Navigating a down round

So, you’ve got a down round…what next? Does the aftermath always have to be horrendous? And how do you keep people motivated when their share options nose-dive? Our panellists discussed how not all down rounds are created equal, how to communicate a down round to staff and investors, how to incentivise those within the company to continue to grow it, and how a down round can be turned into an opportunity.

Not all down rounds are created equal…

Sam Marsden, Investor at Kinnevik, said that there is a difference between a 10% down round, a situation where a company’s price goes down by 50%, largely a market-driven phenomenon that has been common in the past 18 months, and a business’ price being 90% -- or a “house on fire” situation, he says, where a company is facing operational issues.

“I think the down round is a big, scary umbrella term, but it's important to look under the hood and figure out what's going on: is the down round the result of a macro-economic driven issue or something that’s happening with the company -- they can often be the determinants of the down round, rather than its performance."

Sam Marsden, Investor, Kinnevik

… and taking stock after one

Peter Orlov, General Counsel at several VC funds, adds to this by noting that down rounds are not always “bad, bad news” and that it’s important to look at them in the context of a company’s business plan -- its growth, its projects. If the company is meeting its plan and the macro environment has pushed valuations down, investors will be a lot more comfortable than if the plan is “unravelling”. He says that, regardless of the situation, a down round can be a good time for a company’s founders and its investors to stop and think about the overall picture that the business finds itself in.
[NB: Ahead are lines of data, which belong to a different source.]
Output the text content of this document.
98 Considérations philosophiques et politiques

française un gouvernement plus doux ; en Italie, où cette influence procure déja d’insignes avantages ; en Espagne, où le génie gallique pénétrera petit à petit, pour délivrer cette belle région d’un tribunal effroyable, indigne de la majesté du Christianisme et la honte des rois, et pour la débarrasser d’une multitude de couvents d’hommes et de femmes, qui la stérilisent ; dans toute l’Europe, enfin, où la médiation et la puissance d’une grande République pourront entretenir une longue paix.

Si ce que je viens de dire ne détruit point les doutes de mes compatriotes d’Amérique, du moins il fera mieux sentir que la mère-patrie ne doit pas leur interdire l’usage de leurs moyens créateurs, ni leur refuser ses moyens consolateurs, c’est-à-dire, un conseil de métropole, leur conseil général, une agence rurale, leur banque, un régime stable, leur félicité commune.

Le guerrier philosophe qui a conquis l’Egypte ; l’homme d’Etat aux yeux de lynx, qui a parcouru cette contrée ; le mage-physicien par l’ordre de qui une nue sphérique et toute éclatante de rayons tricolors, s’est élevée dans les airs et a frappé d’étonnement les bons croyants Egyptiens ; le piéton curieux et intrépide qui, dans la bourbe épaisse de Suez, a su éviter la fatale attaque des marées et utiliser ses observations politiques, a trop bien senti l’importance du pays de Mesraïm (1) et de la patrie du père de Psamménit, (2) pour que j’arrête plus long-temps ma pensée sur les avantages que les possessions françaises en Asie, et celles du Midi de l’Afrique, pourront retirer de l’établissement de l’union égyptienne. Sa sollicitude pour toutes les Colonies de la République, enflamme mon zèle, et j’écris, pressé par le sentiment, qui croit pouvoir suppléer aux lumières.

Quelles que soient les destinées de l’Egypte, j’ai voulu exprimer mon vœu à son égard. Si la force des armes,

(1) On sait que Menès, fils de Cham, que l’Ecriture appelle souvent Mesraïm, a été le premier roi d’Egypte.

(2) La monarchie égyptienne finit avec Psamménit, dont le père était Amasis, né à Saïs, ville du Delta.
He adds that down rounds should not imply that a company’s trajectory will continue to be where it currently is and that some companies manage to trace a positive trajectory following a slump - noting examples such as Amazon in the early 2000s and Klarna following the Covid pandemic.

Andrew Secker, Partner at Mills & Reeve, agreed, saying that down rounds are a good moment to look at a company’s key strengths in terms of the people that work within it, who it needs to incentivize, and how it is going to do that to bring the company back on its feet. “If you’ve overemphasised the value of shares and share options that may be more difficult. But I think it's a really pivotal moment to be looking at your talent and your product line a bit more generally”.

Managing the communications, and incentivising staff following a down-round

Depending on what has caused a down round, this might be easier to communicate to employees, investors and senior managers. Sam says that it’s important for a company to “own the narrative”, especially because the high-growth space is a small market and investors tend to talk. He gave the example of the CEO of a US fintech, which repositioned the company’s down round as a positive, celebrating the fact that it managed to raise a couple of million dollars in a difficult market environment. Similarly, Peter advised that companies be openly communicative “as early as commercially practical”, since this can make the conversations easier.

When it comes to talking to staff, Andrew says that it is likely that some of them may have already known what was coming. They could work at a much larger company for a higher salary, but many people join some high-growth businesses because it aligns with either their passion or their values, and that has a really important part to play. Andrew adds that a down round can also be a good opportunity to restructure how staff are compensated and incentivised. “It starts with the company asking: what do we need to deliver to get our valuation back on track. But if it just goes back and redesigns its existing options, it misses the point of the down round”.

One piece of advice for an in-house counsel currently going through a down round?

Sharing his employment law expertise, Andrew advises in-housers to grab hold of the contracts of the “very, very key talent” and check that their contracts have all the right provisions to keep them within the business for as long as possible, followed by a sit down with founders and managers to work out what are the key areas of the business that must be upheld.

Peter notes that it is also equally important to re-evaluate a company’s cap table and structure, to plan strategically and prevent another down round in the future, while Sam focused on the point of communicating very clearly what has happened and what has caused the down round to employees, since the event can be an opportunity.